Mais cette excellente idée est quelque peu gâchée, je trouve, par ce film. La faute en revient en partie au scénario, et en partie à la réalisation. Le scénario en effet fait de cette vengeance l’élément central du film, reléguant le méchant (Matthieu Amalric, pas mauvais d’ailleurs) et sa machination (une sombre histoire autour de l’eau pas franchement crédible même si l’idée était bonne) au second plan. Ce qui compte dans le film, ce qui motive Bond, c’est sa vengeance et le film ne se termine d’ailleurs qu’une fois celle-ci terminée et James Bond vengé. Mais le scénario ne pose jamais la question du pourquoi : le film semble accepter tel quel la vengeance sans la questionner, ce qui est dommage. Par ailleurs, la réalisation pose un peu problème par un aspect un peu trop bande-annonce. J’aime beaucoup les scènes tournées à un rythme intense et sans plan fixe, mais tout le début n’est composé que comme ça, et j’avoue avoir trouvé ça un peu lourd. Si le film se calme un peu sur la fin, il reste filmé comme n’importe quel film d’action moderne, ce que Casino Royale avait su éviter.

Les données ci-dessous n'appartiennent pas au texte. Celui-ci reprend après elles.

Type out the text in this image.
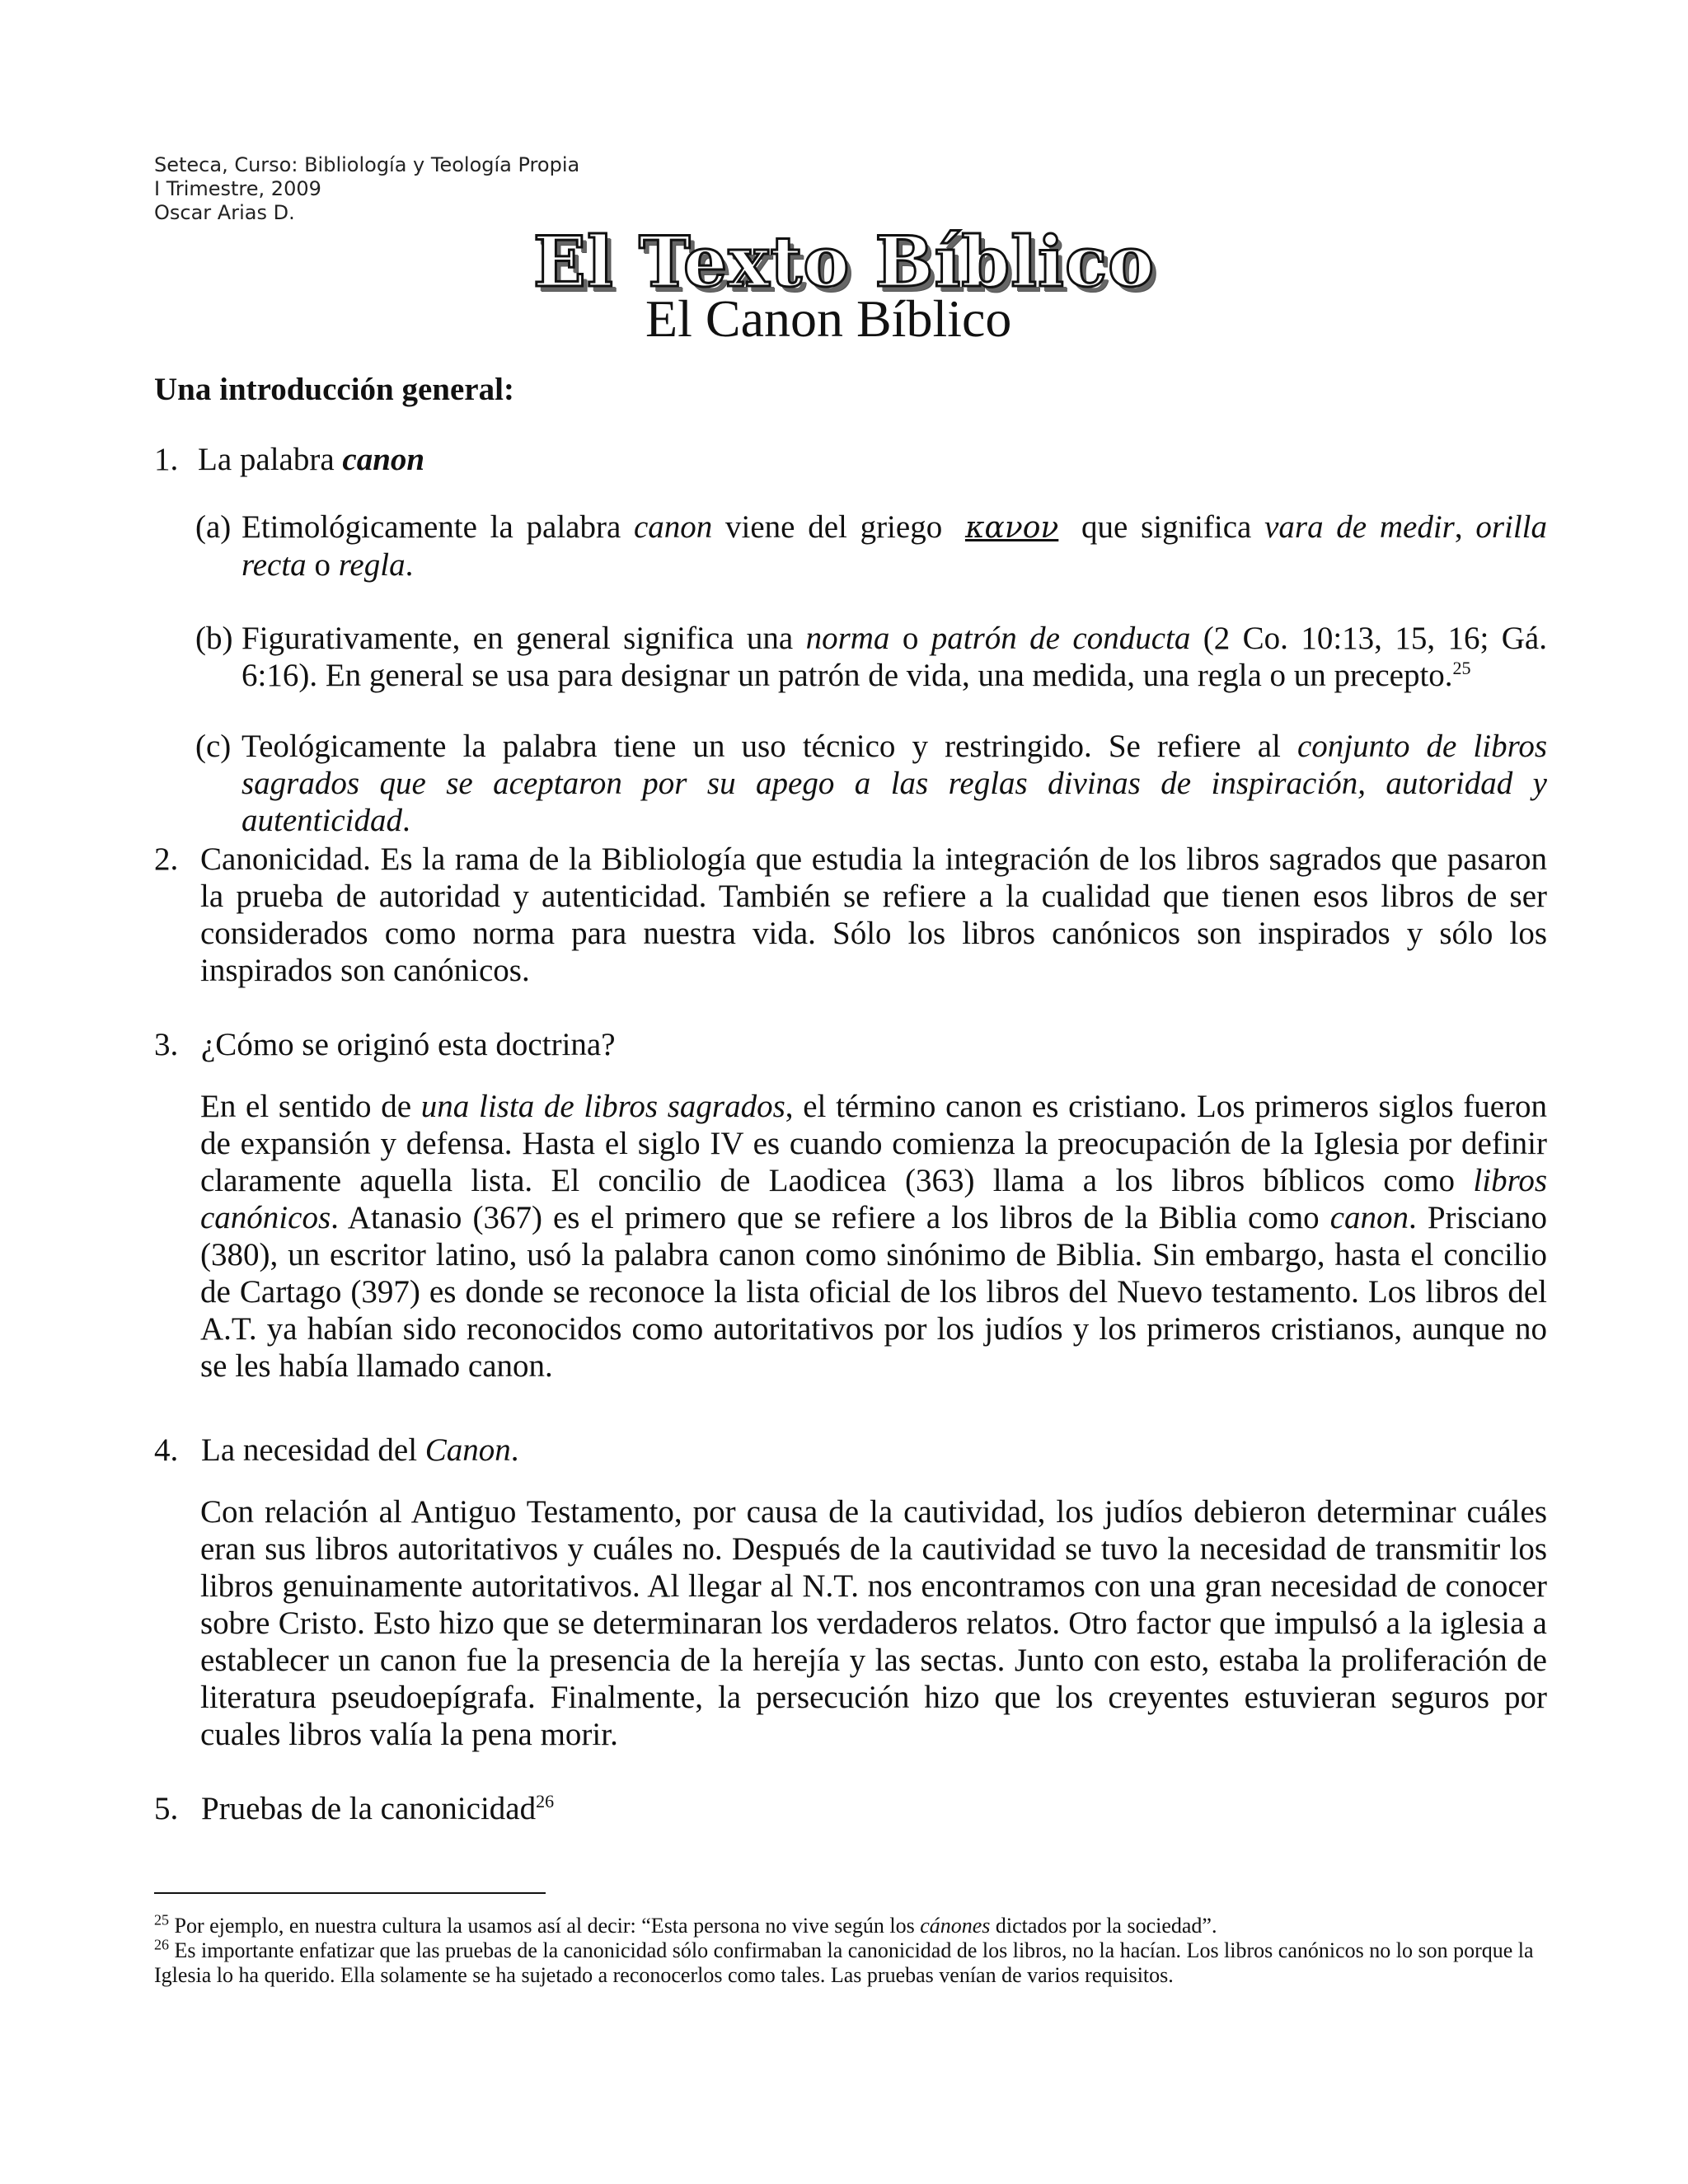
Seteca, Curso: Bibliología y Teología Propia
I Trimestre, 2009
Oscar Arias D.
El Texto Bíblico
El Canon Bíblico
Una introducción general:
1. La palabra canon
(a) Etimológicamente la palabra canon viene del griego κανον que significa vara de medir, orilla recta o regla.
(b) Figurativamente, en general significa una norma o patrón de conducta (2 Co. 10:13, 15, 16; Gá. 6:16). En general se usa para designar un patrón de vida, una medida, una regla o un precepto.$^{25}$
(c) Teológicamente la palabra tiene un uso técnico y restringido. Se refiere al conjunto de libros sagrados que se aceptaron por su apego a las reglas divinas de inspiración, autoridad y autenticidad.
2. Canonicidad. Es la rama de la Bibliología que estudia la integración de los libros sagrados que pasaron la prueba de autoridad y autenticidad. También se refiere a la cualidad que tienen esos libros de ser considerados como norma para nuestra vida. Sólo los libros canónicos son inspirados y sólo los inspirados son canónicos.
3. ¿Cómo se originó esta doctrina?
En el sentido de una lista de libros sagrados, el término canon es cristiano. Los primeros siglos fueron de expansión y defensa. Hasta el siglo IV es cuando comienza la preocupación de la Iglesia por definir claramente aquella lista. El concilio de Laodicea (363) llama a los libros bíblicos como libros canónicos. Atanasio (367) es el primero que se refiere a los libros de la Biblia como canon. Prisciano (380), un escritor latino, usó la palabra canon como sinónimo de Biblia. Sin embargo, hasta el concilio de Cartago (397) es donde se reconoce la lista oficial de los libros del Nuevo testamento. Los libros del A.T. ya habían sido reconocidos como autoritativos por los judíos y los primeros cristianos, aunque no se les había llamado canon.
4. La necesidad del Canon.
Con relación al Antiguo Testamento, por causa de la cautividad, los judíos debieron determinar cuáles eran sus libros autoritativos y cuáles no. Después de la cautividad se tuvo la necesidad de transmitir los libros genuinamente autoritativos. Al llegar al N.T. nos encontramos con una gran necesidad de conocer sobre Cristo. Esto hizo que se determinaran los verdaderos relatos. Otro factor que impulsó a la iglesia a establecer un canon fue la presencia de la herejía y las sectas. Junto con esto, estaba la proliferación de literatura pseudoepígrafa. Finalmente, la persecución hizo que los creyentes estuvieran seguros por cuales libros valía la pena morir.
5. Pruebas de la canonicidad$^{26}$
$^{25}$ Por ejemplo, en nuestra cultura la usamos así al decir: “Esta persona no vive según los cánones dictados por la sociedad”.
$^{26}$ Es importante enfatizar que las pruebas de la canonicidad sólo confirmaban la canonicidad de los libros, no la hacían. Los libros canónicos no lo son porque la Iglesia lo ha querido. Ella solamente se ha sujetado a reconocerlos como tales. Las pruebas venían de varios requisitos.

Quantum of Solace n’est définitivement plus un James Bond comme à la grande époque, celle de Sean Connery, de Roger Moore ou Pierce Brosnan, pas de doute là-dessus. Il radicalise en effet les choix de Casino Royale en supprimant tous les gadgets, en réduisant au minimum syndical les voitures (une seule course-poursuite) et les filles (une seule histoire d’un soir) mais aussi en supprimant tout humour ou légèreté. À la place, c’est la violence qui l’emporte, une violence crue, dure et assez froide de la part d’un James Bond calculateur. James Bond est devenu beaucoup plus humain, beaucoup plus réaliste et ça n’est pas un mal à mon avis.

Reste que Quantum of Solace n’arrive pas au niveau de Casino Royale, certes un niveau difficile à atteindre. Mais on a un peu le sentiment d’un film intermédiaire, avant un troisième qui serait la réelle suite de Casino Royale, comme si celui-ci n’était que l’épilogue du premier film avec Daniel Craig. On sent bien, à la fin du film, qu’une page est tournée pour James Bond : vengé, il peut enfin passer à autre chose. Sachant que Daniel Craig aurait signé pour au moins trois films, j’irai donc avec plaisir voir la suite !

Et même si cette critique peut sembler très négative, je ne me suis pas ennuyé une seconde pendant le film et le plaisir propre à tous les James Bond était bien là. Quantum of Solace est vraiment un bon film et un bon James Bond, mais pas aussi bon que Casino Royale.